En El mapa y el territorio, Houellebecq, visitado por el retratista Jed Martin, se deshace en lágrimas al pensar en «tres productos perfectos». Estos tres productos son: «los zapatos Paraboot Marche, el combinado ordenador portátil-impresora Canon Libris y la parka Camel Legend».57 Pero la caducidad determinada por el personal de marketing prohíbe a Houellebecq comprar estos tres objetos a intervalos regulares.
«Mientras que las especies animales más insignificantes tardan miles, a veces millones de años en desaparecer, los productos manufacturados son desterrados de la superficie del planeta en unos días.»58 Y todo esto en razón del «diktat irresponsable y fascista de los responsables de las líneas de producción». Esos sujetos «pretenden captar una espera de novedades [en el consumidor] y lo único que hacen en realidad es transformar su vida en una búsqueda agotadora y desesperada, un vagabundeo sin fin entre lineales eternamente modificados».59
Este mundo es agotador y desesperante. En el centro del capitalismo y de la sociedad de mercado está prohibido plantarse, descansar, quedarse en un mismo sitio, contentarse con lo que se tiene, acostumbrarse a los objetos, a las marcas, al propio trabajo. Es todavía la destrucción creadora de Schumpeter, pero vista desde la perspectiva del consumo, generador de tristeza y medio de coerción feroz. Manteniendo a los individuos en la incertidumbre perpetua, obligándolos a moverse, a cambiar de costumbres, el consumo los hace añicos.
La técnica de dominio propia de los campos de concentración reaparece aquí bajo la forma de suplicio de Tántalo: lo que tienes no lo tienes ya y lo que tendrás lo perderás. Debes alargar las manos hacia otra cosa, que se alejará a medida que tus manos se le acerquen.
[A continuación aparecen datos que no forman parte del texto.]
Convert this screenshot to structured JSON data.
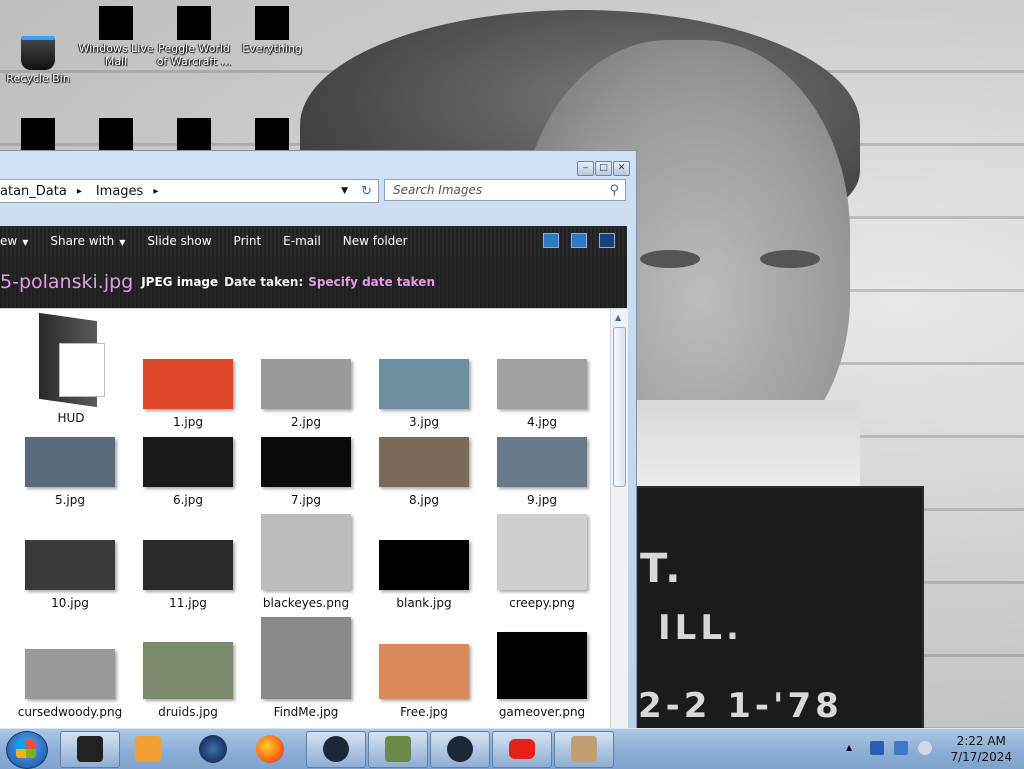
{
  "desktop": {
    "icons": [
      {
        "label": "Recycle Bin",
        "icon": "recycle-bin-icon"
      },
      {
        "label": "Windows Live Mail",
        "icon": "mail-icon"
      },
      {
        "label": "Peggle World of Warcraft ...",
        "icon": "game-icon"
      },
      {
        "label": "Everything",
        "icon": "search-app-icon"
      }
    ]
  },
  "wallpaper": {
    "board_lines": [
      "T.",
      "ILL.",
      "2-2 1-'78"
    ]
  },
  "explorer": {
    "breadcrumb": [
      "atan_Data",
      "Images"
    ],
    "search_placeholder": "Search Images",
    "toolbar": {
      "view": "ew",
      "share": "Share with",
      "slideshow": "Slide show",
      "print": "Print",
      "email": "E-mail",
      "new_folder": "New folder"
    },
    "details": {
      "filename": "5-polanski.jpg",
      "filetype": "JPEG image",
      "date_label": "Date taken:",
      "date_value": "Specify date taken"
    },
    "items": [
      {
        "label": "HUD",
        "kind": "folder"
      },
      {
        "label": "1.jpg",
        "color": "#e0482a"
      },
      {
        "label": "2.jpg",
        "color": "#9a9a9a"
      },
      {
        "label": "3.jpg",
        "color": "#6e8fa0"
      },
      {
        "label": "4.jpg",
        "color": "#a0a0a0"
      },
      {
        "label": "5.jpg",
        "color": "#5a6a7a"
      },
      {
        "label": "6.jpg",
        "color": "#1a1a1a"
      },
      {
        "label": "7.jpg",
        "color": "#0a0a0a"
      },
      {
        "label": "8.jpg",
        "color": "#7a6a5a"
      },
      {
        "label": "9.jpg",
        "color": "#6a7a8a"
      },
      {
        "label": "10.jpg",
        "color": "#3a3a3a"
      },
      {
        "label": "11.jpg",
        "color": "#2a2a2a"
      },
      {
        "label": "blackeyes.png",
        "color": "#bdbdbd"
      },
      {
        "label": "blank.jpg",
        "color": "#000000"
      },
      {
        "label": "creepy.png",
        "color": "#cfcfcf"
      },
      {
        "label": "cursedwoody.png",
        "color": "#9a9a9a"
      },
      {
        "label": "druids.jpg",
        "color": "#7a8a6a"
      },
      {
        "label": "FindMe.jpg",
        "color": "#8a8a8a"
      },
      {
        "label": "Free.jpg",
        "color": "#d88a5a"
      },
      {
        "label": "gameover.png",
        "color": "#000000"
      }
    ]
  },
  "taskbar": {
    "time": "2:22 AM",
    "date": "7/17/2024"
  }
}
La movilidad, el «movilizacionismo», la revolución comercial sistemática y cada vez más rápida –los saldos, los descuentos, las rebajas, la excitación ante el cambioson una forma de mantener en el terror. Existe un terrorismo de la caducidad. Sí, son sinceras las lágrimas de Houellebecq cuando evoca los objetos a los que estaba acostumbrado y que ahora le prohíben poseer. Como si a una niña se le prohibiera mimar a su muñeca.
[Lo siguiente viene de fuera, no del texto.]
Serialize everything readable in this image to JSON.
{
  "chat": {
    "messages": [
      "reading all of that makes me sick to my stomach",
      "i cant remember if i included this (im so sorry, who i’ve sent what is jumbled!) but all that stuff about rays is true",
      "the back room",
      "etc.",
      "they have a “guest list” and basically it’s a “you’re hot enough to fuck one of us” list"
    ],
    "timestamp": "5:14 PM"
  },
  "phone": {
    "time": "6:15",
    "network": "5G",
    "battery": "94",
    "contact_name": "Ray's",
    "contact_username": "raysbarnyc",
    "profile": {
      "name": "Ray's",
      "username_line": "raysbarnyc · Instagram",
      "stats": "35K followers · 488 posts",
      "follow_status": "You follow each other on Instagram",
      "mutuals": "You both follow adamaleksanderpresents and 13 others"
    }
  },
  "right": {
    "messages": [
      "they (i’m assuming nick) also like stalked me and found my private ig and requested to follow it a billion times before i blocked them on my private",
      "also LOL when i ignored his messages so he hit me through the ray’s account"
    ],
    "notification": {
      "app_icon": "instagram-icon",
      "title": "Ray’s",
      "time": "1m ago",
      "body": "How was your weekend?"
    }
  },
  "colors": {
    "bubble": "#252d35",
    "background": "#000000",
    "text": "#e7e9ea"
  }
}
Es verdad que el consumo tiene también buenos aspectos: en La posibilidad de una isla o en El mapa y el territorio se elogian los grandes y silenciosos coches alemanes. La técnica inspira respeto. No hay que desdeñar su comodidad, sobre todo porque nos aleja de lo espantoso: la naturaleza, la de los bosques y el mar.
Pero ¿qué es la naturaleza? En un mundo totalmente colonizado por el hombre, ¿no es el supermercado la morada natural de la especie?